Vila plastered posters with the man's image on it around the city. The headline of the advert boldly states "Pay attention NY! This is about my heart," and the composite sketch of the 6-foot-1 man with alabaster skin shows a top hat crowning a head full of long wavy hair.

Vila, 30, and the charming stranger's eyes met one evening in November on a Brooklyn-bound 'A' train. When she saw him, she immediately thought, "He was so handsome. He caught my attention because we exchanged glances, and in New York, that's so difficult. In Chile everyone looks at you, but here, no. Nobody looks at you. So we looked at each other and I felt food."

The Chilean-born artist is interning at the Textile Arts Center in the West Village. She arrived from Santiago, Chile in November and only has until March to find the man who was clad in yellow pants and a denim jacket, before she returns to Chile.

The young woman has turned her quest to find her would-be lover into a project called, "Missing Love," and has created a hashtag #missinglove in order to elicit help from the Twitter users to help her find him.

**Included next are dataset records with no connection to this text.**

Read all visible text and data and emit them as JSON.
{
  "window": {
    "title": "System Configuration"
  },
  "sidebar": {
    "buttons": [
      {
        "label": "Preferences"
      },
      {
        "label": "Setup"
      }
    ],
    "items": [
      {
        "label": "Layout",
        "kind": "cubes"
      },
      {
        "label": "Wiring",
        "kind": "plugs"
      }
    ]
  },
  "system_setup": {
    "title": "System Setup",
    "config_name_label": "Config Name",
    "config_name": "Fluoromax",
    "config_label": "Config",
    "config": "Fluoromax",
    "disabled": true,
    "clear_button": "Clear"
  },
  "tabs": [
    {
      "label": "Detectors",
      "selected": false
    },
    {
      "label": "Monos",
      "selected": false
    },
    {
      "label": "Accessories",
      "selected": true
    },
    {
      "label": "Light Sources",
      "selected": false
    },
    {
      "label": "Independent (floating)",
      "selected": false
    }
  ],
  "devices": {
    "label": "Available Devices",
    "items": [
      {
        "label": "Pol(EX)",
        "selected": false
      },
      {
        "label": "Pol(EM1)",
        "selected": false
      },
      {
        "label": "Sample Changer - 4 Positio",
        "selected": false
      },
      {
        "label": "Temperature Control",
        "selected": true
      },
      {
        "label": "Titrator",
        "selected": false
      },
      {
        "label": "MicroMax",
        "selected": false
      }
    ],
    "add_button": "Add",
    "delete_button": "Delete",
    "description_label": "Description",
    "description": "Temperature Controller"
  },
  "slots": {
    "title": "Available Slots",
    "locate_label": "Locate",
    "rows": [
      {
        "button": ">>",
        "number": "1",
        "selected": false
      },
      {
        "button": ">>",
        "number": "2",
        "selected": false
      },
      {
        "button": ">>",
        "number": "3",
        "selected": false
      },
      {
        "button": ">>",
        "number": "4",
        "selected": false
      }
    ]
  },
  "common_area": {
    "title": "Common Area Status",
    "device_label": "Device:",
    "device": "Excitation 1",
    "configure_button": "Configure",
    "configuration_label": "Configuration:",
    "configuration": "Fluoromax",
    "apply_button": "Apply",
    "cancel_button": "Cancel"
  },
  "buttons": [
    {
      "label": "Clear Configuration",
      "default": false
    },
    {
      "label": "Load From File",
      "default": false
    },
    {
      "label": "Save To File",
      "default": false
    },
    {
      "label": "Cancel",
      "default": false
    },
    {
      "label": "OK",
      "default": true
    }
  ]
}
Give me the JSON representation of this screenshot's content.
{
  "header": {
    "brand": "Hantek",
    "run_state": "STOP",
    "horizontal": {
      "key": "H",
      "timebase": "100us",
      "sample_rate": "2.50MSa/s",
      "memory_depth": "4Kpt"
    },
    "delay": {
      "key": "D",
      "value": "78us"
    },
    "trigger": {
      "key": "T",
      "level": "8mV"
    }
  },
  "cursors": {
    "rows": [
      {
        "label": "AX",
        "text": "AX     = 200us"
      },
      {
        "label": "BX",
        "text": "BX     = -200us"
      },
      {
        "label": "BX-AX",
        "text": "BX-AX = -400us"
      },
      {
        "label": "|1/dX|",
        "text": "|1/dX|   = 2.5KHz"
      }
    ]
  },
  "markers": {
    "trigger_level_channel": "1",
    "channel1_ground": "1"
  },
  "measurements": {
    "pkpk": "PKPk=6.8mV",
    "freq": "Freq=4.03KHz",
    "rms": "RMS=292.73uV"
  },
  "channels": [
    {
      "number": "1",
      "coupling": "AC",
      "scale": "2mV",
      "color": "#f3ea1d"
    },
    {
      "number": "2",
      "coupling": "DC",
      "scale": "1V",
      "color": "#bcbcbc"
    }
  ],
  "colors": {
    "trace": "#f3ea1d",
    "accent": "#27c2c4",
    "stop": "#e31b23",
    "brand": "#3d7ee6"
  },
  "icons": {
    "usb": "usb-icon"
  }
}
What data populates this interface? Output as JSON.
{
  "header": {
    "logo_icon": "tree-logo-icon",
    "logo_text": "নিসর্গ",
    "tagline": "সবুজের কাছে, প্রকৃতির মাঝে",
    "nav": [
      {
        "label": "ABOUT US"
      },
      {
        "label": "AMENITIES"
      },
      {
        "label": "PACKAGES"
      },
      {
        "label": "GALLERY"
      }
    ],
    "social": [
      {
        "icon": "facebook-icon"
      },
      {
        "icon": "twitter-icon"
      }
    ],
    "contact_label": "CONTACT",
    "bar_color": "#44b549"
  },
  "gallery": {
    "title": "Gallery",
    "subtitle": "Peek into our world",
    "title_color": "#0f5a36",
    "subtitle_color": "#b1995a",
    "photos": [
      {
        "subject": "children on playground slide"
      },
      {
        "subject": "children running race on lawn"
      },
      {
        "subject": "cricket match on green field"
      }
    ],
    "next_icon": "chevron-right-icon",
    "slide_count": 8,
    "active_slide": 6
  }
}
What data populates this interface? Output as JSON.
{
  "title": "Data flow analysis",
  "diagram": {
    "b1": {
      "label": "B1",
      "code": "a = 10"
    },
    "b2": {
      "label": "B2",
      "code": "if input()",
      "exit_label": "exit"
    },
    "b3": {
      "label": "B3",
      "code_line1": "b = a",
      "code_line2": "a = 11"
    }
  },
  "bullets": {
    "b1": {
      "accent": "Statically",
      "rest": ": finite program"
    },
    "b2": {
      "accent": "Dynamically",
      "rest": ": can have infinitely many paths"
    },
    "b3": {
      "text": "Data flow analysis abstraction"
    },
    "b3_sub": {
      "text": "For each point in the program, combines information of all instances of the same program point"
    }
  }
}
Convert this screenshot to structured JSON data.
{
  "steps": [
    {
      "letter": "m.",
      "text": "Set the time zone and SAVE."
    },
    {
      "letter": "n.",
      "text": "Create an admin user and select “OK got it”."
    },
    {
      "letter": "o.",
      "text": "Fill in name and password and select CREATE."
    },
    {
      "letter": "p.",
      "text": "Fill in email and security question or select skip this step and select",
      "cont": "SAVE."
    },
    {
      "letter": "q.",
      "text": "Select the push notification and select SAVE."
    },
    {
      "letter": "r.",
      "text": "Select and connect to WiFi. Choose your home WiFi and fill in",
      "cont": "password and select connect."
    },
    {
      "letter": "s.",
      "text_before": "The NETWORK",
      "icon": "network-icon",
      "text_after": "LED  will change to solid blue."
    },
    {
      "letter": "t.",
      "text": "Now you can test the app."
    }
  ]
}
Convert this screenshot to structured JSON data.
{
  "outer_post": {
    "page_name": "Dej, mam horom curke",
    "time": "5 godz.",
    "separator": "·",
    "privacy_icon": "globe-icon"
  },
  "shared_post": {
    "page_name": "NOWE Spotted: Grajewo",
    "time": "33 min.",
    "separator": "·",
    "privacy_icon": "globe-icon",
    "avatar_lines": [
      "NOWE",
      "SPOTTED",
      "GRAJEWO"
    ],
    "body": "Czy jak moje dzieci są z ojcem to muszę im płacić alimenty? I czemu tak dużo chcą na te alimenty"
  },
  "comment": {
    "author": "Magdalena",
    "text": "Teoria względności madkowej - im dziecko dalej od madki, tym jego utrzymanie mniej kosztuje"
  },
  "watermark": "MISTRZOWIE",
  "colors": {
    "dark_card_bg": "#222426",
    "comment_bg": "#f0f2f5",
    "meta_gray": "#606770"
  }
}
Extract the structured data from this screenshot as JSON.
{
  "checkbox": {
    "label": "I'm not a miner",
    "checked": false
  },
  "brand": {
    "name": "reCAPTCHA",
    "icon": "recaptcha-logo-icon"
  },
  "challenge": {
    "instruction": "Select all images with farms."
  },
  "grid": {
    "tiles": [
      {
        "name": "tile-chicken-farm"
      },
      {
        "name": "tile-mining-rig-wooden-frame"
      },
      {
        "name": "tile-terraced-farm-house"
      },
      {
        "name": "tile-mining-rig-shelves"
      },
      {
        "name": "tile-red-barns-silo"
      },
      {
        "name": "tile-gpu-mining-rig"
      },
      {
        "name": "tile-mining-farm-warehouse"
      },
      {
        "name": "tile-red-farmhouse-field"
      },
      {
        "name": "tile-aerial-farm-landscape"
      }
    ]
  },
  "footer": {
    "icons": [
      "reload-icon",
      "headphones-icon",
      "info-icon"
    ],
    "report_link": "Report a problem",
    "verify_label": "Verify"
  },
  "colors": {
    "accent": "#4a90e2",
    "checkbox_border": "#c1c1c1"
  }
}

A realist, Vila doesn't expect to start a relationship with him, as she will be going back to Santiago in March, but she want an opportunity to get to know him. She also stated that she feels like he's her "victim" due to the extreme measures that she's gone to in order to find him.

When she saw him that evening, she intended to give him her contact information and found a slip of paper with a drawing of a tree on it in her bag and scribbled down her e-mail address. Planning to pass the paper to him, the subway car was flooded by passengers as Vila exited the train at 14th street, and the two were separated forever.

Between naysayers and the Hollywood-fueled general public, there's debate over the existence of love at first sight. Earl Naumann, writer of Love at First Sight: The Stories and Science Behind Instant Attraction, indicates that there is science behind instant attraction. He states that relationships that are initiated by "love at first sight" feel longer and stronger love than relationships prompted by other types of love.

Nearly two-thirds of the population believe in love at first sight, according to Naumann. He also found that 55 percent of marriages have "love at first sight" roots, and 75 percent of those couples were still married. Also, social scientists and biologists suggest that the smell and ingestion of pheromones are recognized in others who we deem to be "special."